High blood glucose levels cause glucose to appear in urine, and this gives many of the initial symptoms. Glucose in the urine pulls extra fluid into the urine and so there is an increased urine production. As a result the patient feels thirsty. And the glucose lost in the urine carries calories out of the body leading to weight loss and increased thirst. If the high blood glucose is not treated adequately, then glucose starts attaching to proteins in the body and causes organ dysfunction. This particularly affects the eyes, kidneys, heart, blood vessels and nerves. The best way to completely prevent these problems is by keeping the blood glucose at normal values. In addition, inadequate insulin can cause ketone production. Ketones bring acid into the blood and can cause life threatening illness that starts with symptoms of dehydration and rapid breathing and often belly pain and can progress to coma.

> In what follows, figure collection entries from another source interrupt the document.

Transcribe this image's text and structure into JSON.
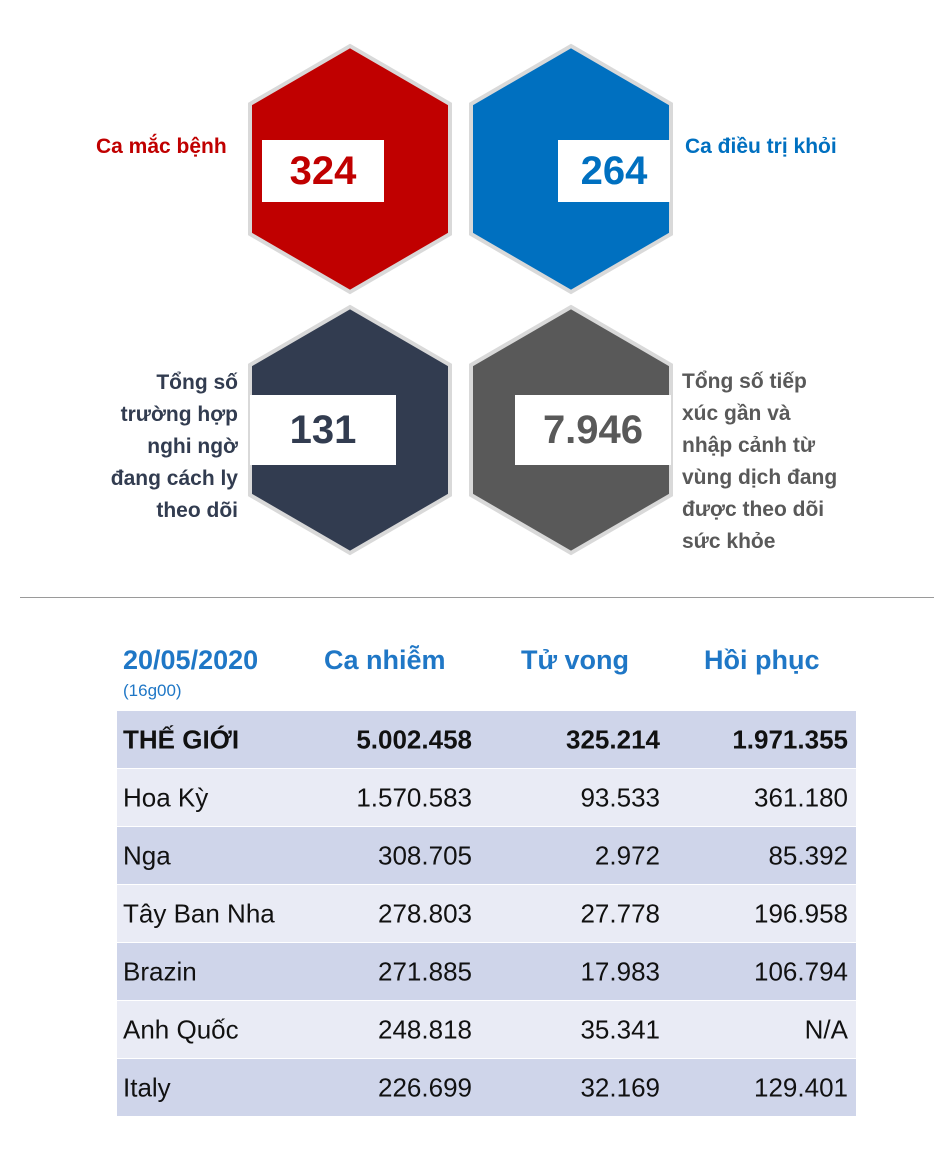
{
  "colors": {
    "cases": "#C00000",
    "recovered": "#0070C0",
    "suspected": "#323C50",
    "contacts": "#595959",
    "accent_blue": "#1F77C6",
    "row_dark": "#CFD5EA",
    "row_light": "#E9EBF5"
  },
  "stats": {
    "cases": {
      "value": "324",
      "label": "Ca mắc bệnh"
    },
    "recovered": {
      "value": "264",
      "label": "Ca điều trị khỏi"
    },
    "suspected": {
      "value": "131",
      "label_lines": [
        "Tổng số",
        "trường hợp",
        "nghi ngờ",
        "đang cách ly",
        "theo dõi"
      ]
    },
    "contacts": {
      "value": "7.946",
      "label_lines": [
        "Tổng số tiếp",
        "xúc gần và",
        "nhập cảnh từ",
        "vùng dịch đang",
        "được theo dõi",
        "sức khỏe"
      ]
    }
  },
  "table": {
    "date": "20/05/2020",
    "time": "(16g00)",
    "headers": [
      "Ca nhiễm",
      "Tử vong",
      "Hồi phục"
    ],
    "rows": [
      {
        "name": "THẾ GIỚI",
        "infected": "5.002.458",
        "deaths": "325.214",
        "recovered": "1.971.355"
      },
      {
        "name": "Hoa Kỳ",
        "infected": "1.570.583",
        "deaths": "93.533",
        "recovered": "361.180"
      },
      {
        "name": "Nga",
        "infected": "308.705",
        "deaths": "2.972",
        "recovered": "85.392"
      },
      {
        "name": "Tây Ban Nha",
        "infected": "278.803",
        "deaths": "27.778",
        "recovered": "196.958"
      },
      {
        "name": "Brazin",
        "infected": "271.885",
        "deaths": "17.983",
        "recovered": "106.794"
      },
      {
        "name": "Anh Quốc",
        "infected": "248.818",
        "deaths": "35.341",
        "recovered": "N/A"
      },
      {
        "name": "Italy",
        "infected": "226.699",
        "deaths": "32.169",
        "recovered": "129.401"
      }
    ]
  }
}
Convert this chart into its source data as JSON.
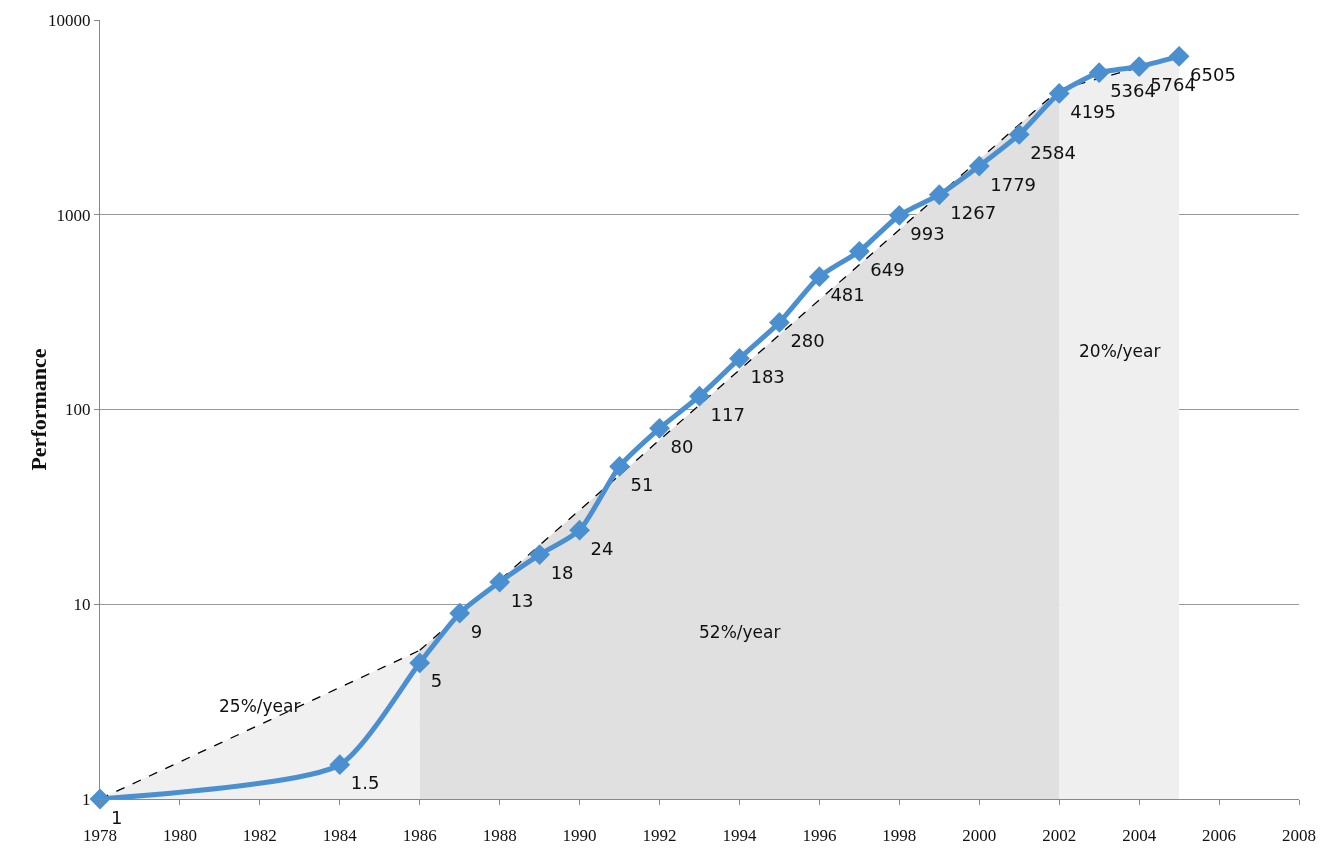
{
  "chart_data": {
    "type": "line",
    "ylabel": "Performance",
    "x": [
      1978,
      1984,
      1986,
      1987,
      1988,
      1989,
      1990,
      1991,
      1992,
      1993,
      1994,
      1995,
      1996,
      1997,
      1998,
      1999,
      2000,
      2001,
      2002,
      2003,
      2004,
      2005
    ],
    "series": [
      {
        "type": "area",
        "color": "#f0f0f0",
        "line_style": "dashed",
        "marker": "none",
        "x": [
          1978,
          1986
        ],
        "values": [
          1,
          5.8
        ]
      },
      {
        "type": "area",
        "color": "#e0e0e0",
        "line_style": "dashed",
        "marker": "none",
        "x": [
          1986,
          2002
        ],
        "values": [
          5.8,
          4400
        ]
      },
      {
        "type": "area",
        "color": "#efefef",
        "line_style": "dashed",
        "marker": "none",
        "x": [
          2002,
          2005
        ],
        "values": [
          4400,
          6505
        ]
      },
      {
        "color": "#4a90d0",
        "line_style": "solid",
        "marker": "diamond",
        "data_labels": true,
        "values": [
          1,
          1.5,
          5,
          9,
          13,
          18,
          24,
          51,
          80,
          117,
          183,
          280,
          481,
          649,
          993,
          1267,
          1779,
          2584,
          4195,
          5364,
          5764,
          6505
        ]
      }
    ],
    "annotations": [
      "25%/year",
      "52%/year",
      "20%/year"
    ],
    "xlim": [
      1978,
      2008
    ],
    "xticks": [
      1978,
      1980,
      1982,
      1984,
      1986,
      1988,
      1990,
      1992,
      1994,
      1996,
      1998,
      2000,
      2002,
      2004,
      2006,
      2008
    ],
    "ylim": [
      1,
      10000
    ],
    "yticks": [
      1,
      10,
      100,
      1000,
      10000
    ],
    "log": "y",
    "grid": "y"
  }
}
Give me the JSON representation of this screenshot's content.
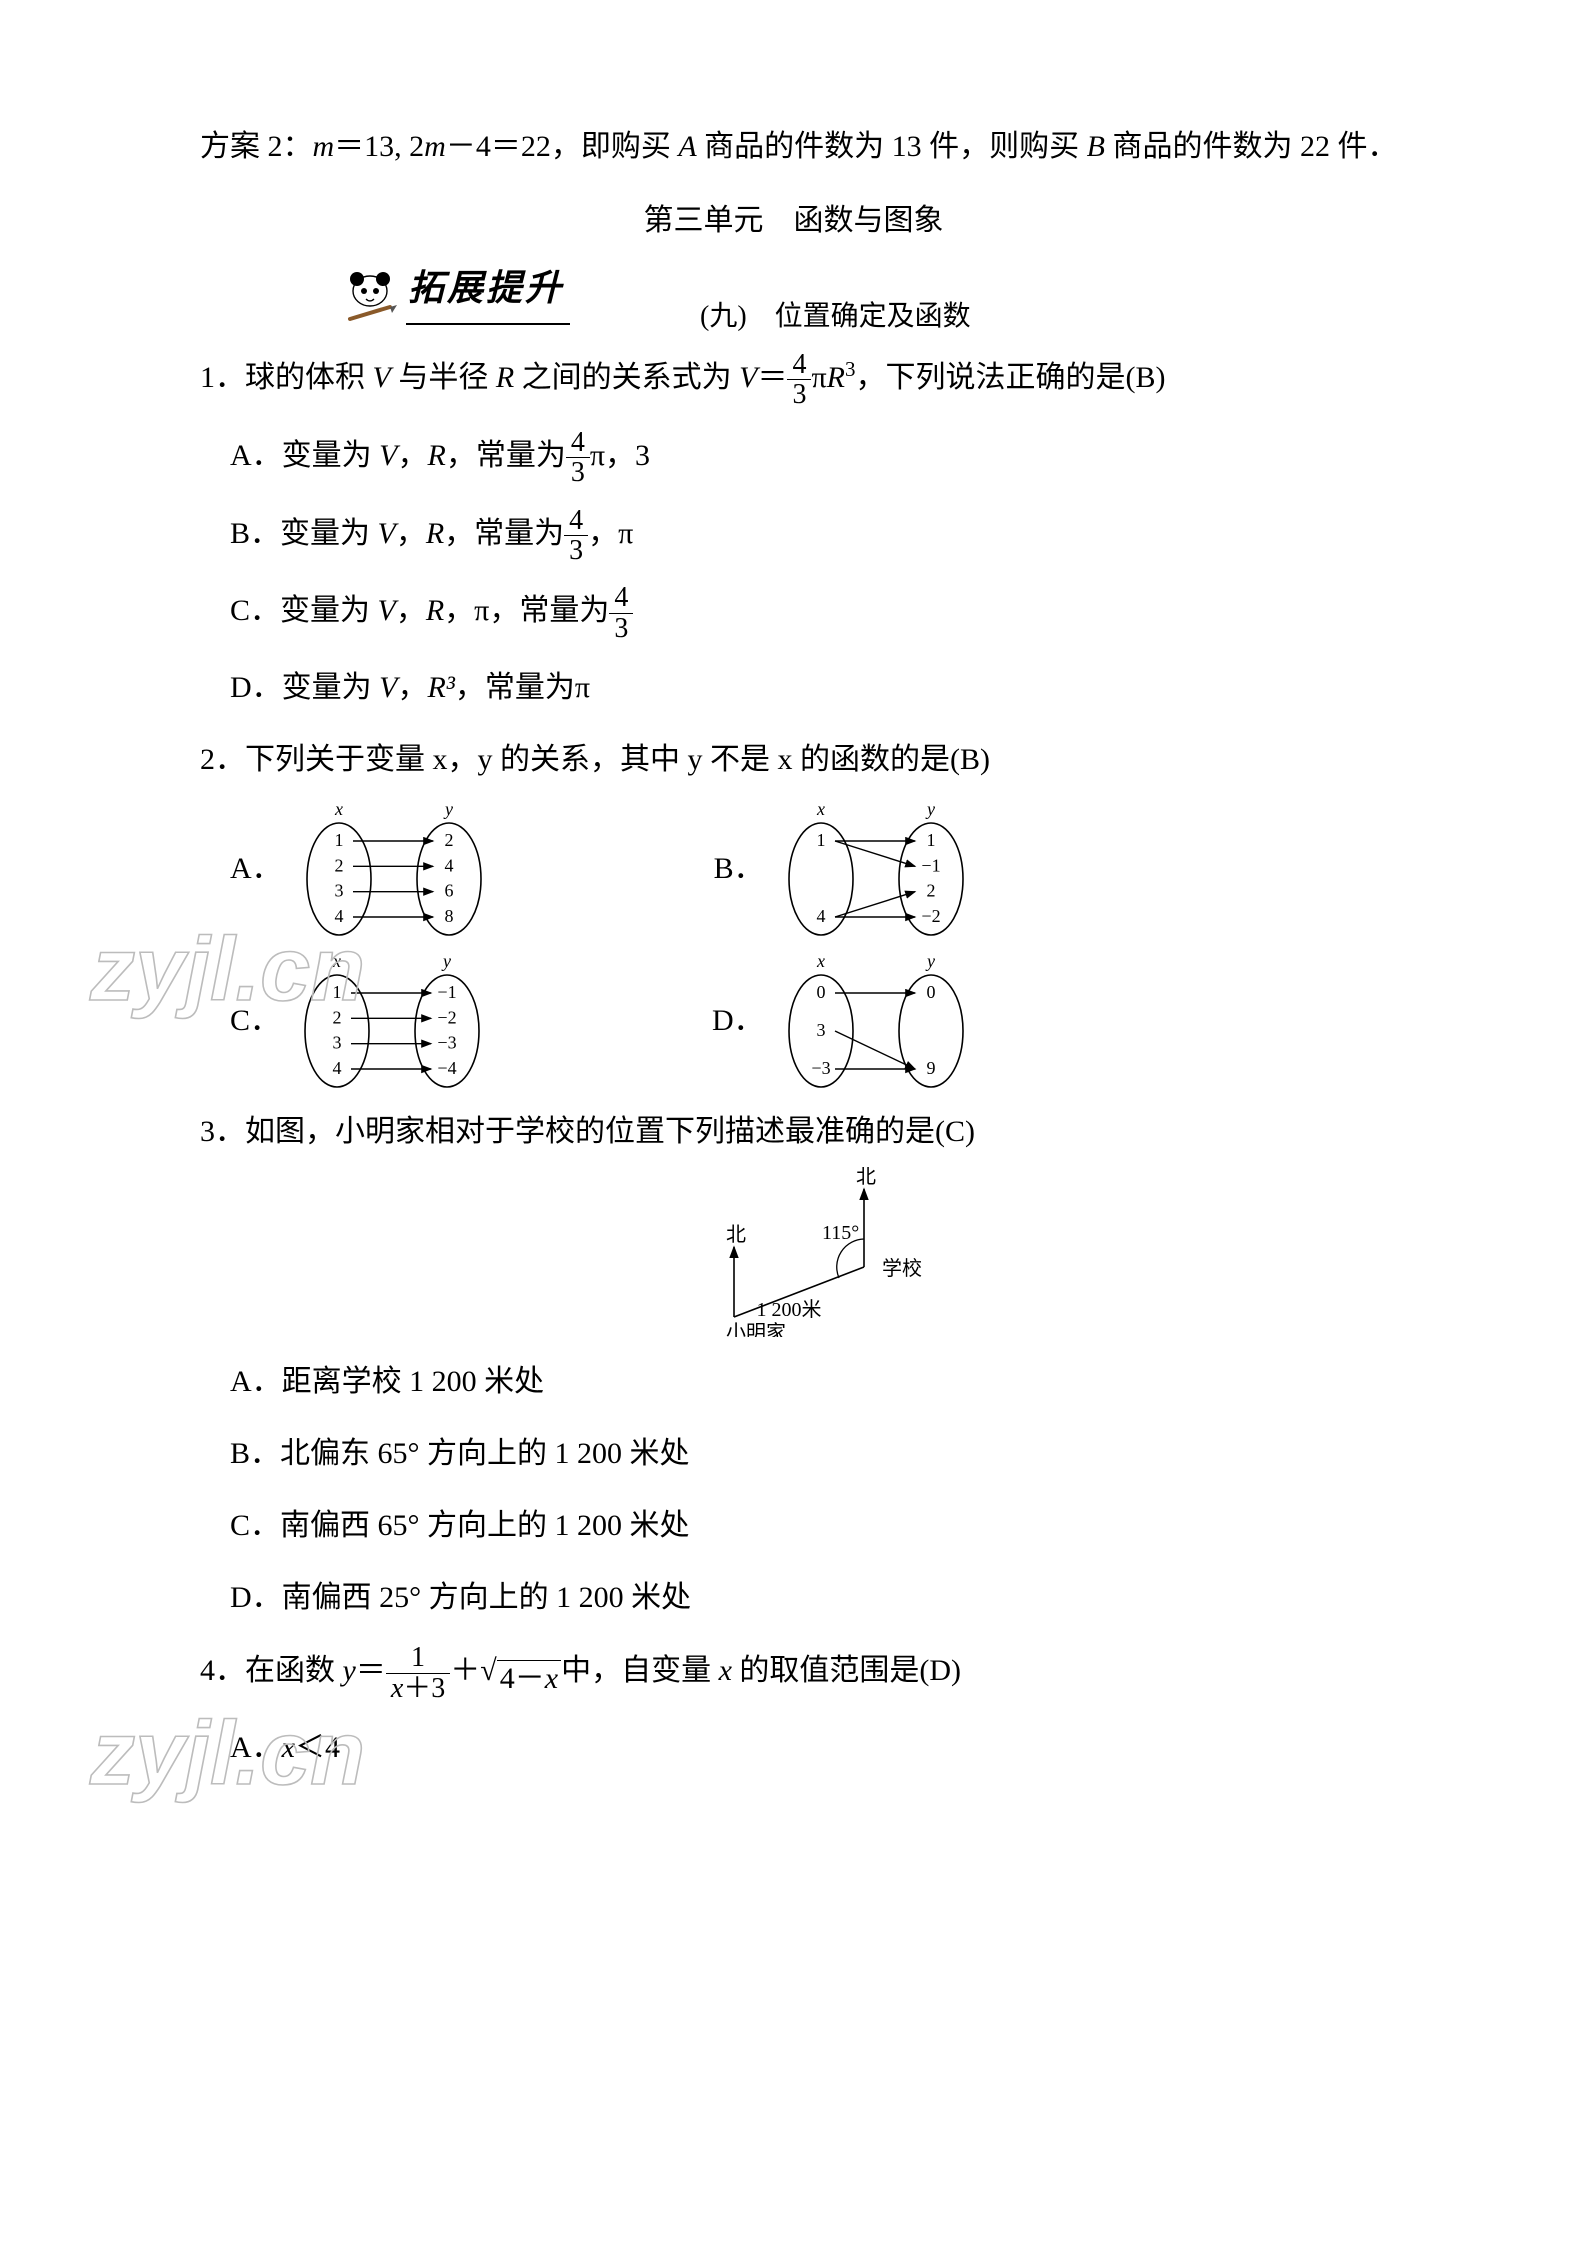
{
  "intro": {
    "line1_a": "方案 2：",
    "line1_b": "＝13, 2",
    "line1_c": "－4＝22，即购买 ",
    "line1_d": " 商品的件数为 13 件，则购买 ",
    "line1_e": " 商品的件数为 22 件．",
    "m": "m",
    "A": "A",
    "B": "B"
  },
  "unit_title": "第三单元　函数与图象",
  "banner": {
    "text": "拓展提升",
    "sub": "(九)　位置确定及函数"
  },
  "q1": {
    "stem_a": "1．球的体积 ",
    "V": "V",
    "stem_b": " 与半径 ",
    "R": "R",
    "stem_c": " 之间的关系式为 ",
    "eq_lhs": "V",
    "eq_eq": "＝",
    "frac_num": "4",
    "frac_den": "3",
    "pi": "π",
    "R3": "R",
    "cube": "3",
    "stem_d": "，下列说法正确的是(B)",
    "A_a": "A．变量为 ",
    "A_b": "，",
    "A_c": "，常量为",
    "A_d": "π，3",
    "B_a": "B．变量为 ",
    "B_b": "，",
    "B_c": "，常量为",
    "B_d": "，π",
    "C_a": "C．变量为 ",
    "C_b": "，",
    "C_c": "，π，常量为",
    "D_a": "D．变量为 ",
    "D_b": "，",
    "D_c": "，常量为π",
    "R3_label": "R³"
  },
  "q2": {
    "stem": "2．下列关于变量 x，y 的关系，其中 y 不是 x 的函数的是(B)",
    "labels": {
      "A": "A．",
      "B": "B．",
      "C": "C．",
      "D": "D．"
    },
    "mapA": {
      "xlab": "x",
      "ylab": "y",
      "left": [
        "1",
        "2",
        "3",
        "4"
      ],
      "right": [
        "2",
        "4",
        "6",
        "8"
      ],
      "edges": [
        [
          0,
          0
        ],
        [
          1,
          1
        ],
        [
          2,
          2
        ],
        [
          3,
          3
        ]
      ]
    },
    "mapB": {
      "xlab": "x",
      "ylab": "y",
      "left": [
        "1",
        "4"
      ],
      "right": [
        "1",
        "−1",
        "2",
        "−2"
      ],
      "edges": [
        [
          0,
          0
        ],
        [
          0,
          1
        ],
        [
          1,
          2
        ],
        [
          1,
          3
        ]
      ]
    },
    "mapC": {
      "xlab": "x",
      "ylab": "y",
      "left": [
        "1",
        "2",
        "3",
        "4"
      ],
      "right": [
        "−1",
        "−2",
        "−3",
        "−4"
      ],
      "edges": [
        [
          0,
          0
        ],
        [
          1,
          1
        ],
        [
          2,
          2
        ],
        [
          3,
          3
        ]
      ]
    },
    "mapD": {
      "xlab": "x",
      "ylab": "y",
      "left": [
        "0",
        "3",
        "−3"
      ],
      "right": [
        "0",
        "9"
      ],
      "edges": [
        [
          0,
          0
        ],
        [
          1,
          1
        ],
        [
          2,
          1
        ]
      ]
    }
  },
  "q3": {
    "stem": "3．如图，小明家相对于学校的位置下列描述最准确的是(C)",
    "A": "A．距离学校 1 200 米处",
    "B": "B．北偏东 65°  方向上的 1 200 米处",
    "C": "C．南偏西 65°  方向上的 1 200 米处",
    "D": "D．南偏西 25°  方向上的 1 200 米处",
    "diagram": {
      "north": "北",
      "angle": "115°",
      "school": "学校",
      "dist": "1 200米",
      "home": "小明家"
    }
  },
  "q4": {
    "stem_a": "4．在函数 ",
    "y": "y",
    "eq": "＝",
    "frac_num": "1",
    "frac_den_a": "x",
    "frac_den_b": "＋3",
    "plus": "＋",
    "sqrt_a": "4－",
    "sqrt_x": "x",
    "stem_b": "中，自变量 ",
    "x": "x",
    "stem_c": " 的取值范围是(D)",
    "A_a": "A．",
    "A_x": "x",
    "A_b": "＜4"
  },
  "watermark": "zyjl.cn",
  "colors": {
    "text": "#000000",
    "bg": "#ffffff",
    "wm": "#bcbcbc"
  }
}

For Type 1 diabetes, replacing the missing insulin with either an insulin pump or multiple insulin injections each day is the fundamental therapy. Modern insulin therapy allows flexibility in size and timing of meals. About ½ of the daily insulin is given as basal insulin, a low level of insulin that is continuously present in the blood, and about ½ of the daily insulin is divided into boluses given whenever food is eaten to move that glucose from the food out of the blood and into the cells of the body.
For Type 2 diabetes, many pediatric patients begin therapy with insulin, just like Type 1 patients. Sometimes Type 2 diabetes can be treated with weight loss, pills, or non-insulin injections.
Currently, diabetes has no cure. But many researchers around the world are hard at work trying to develop a cure. Type 1 diabetes can be managed by insulin injections and if the blood glucose is kept under good control, then the complications of diabetes do not accumulate, and in fact some can even reverse with time.
Better therapies are being developed such as insulin pumps with continuous glucose monitors that check blood glucose every few minutes automatically. Some day the continuous monitors will adjust the pump automatically to keep just the right amount of insulin in the blood at all times. Insulin is produced by beta cells in the pancreas and beta cell transplants are another potential approach to allow the body to once again produce just the right amount of insulin.
Much of Type 2 diabetes can be cured by weight loss as excess fat cells cause the body to become resistant to insulin. Through weight loss, the body can get by with less insulin and the diabetes often goes away.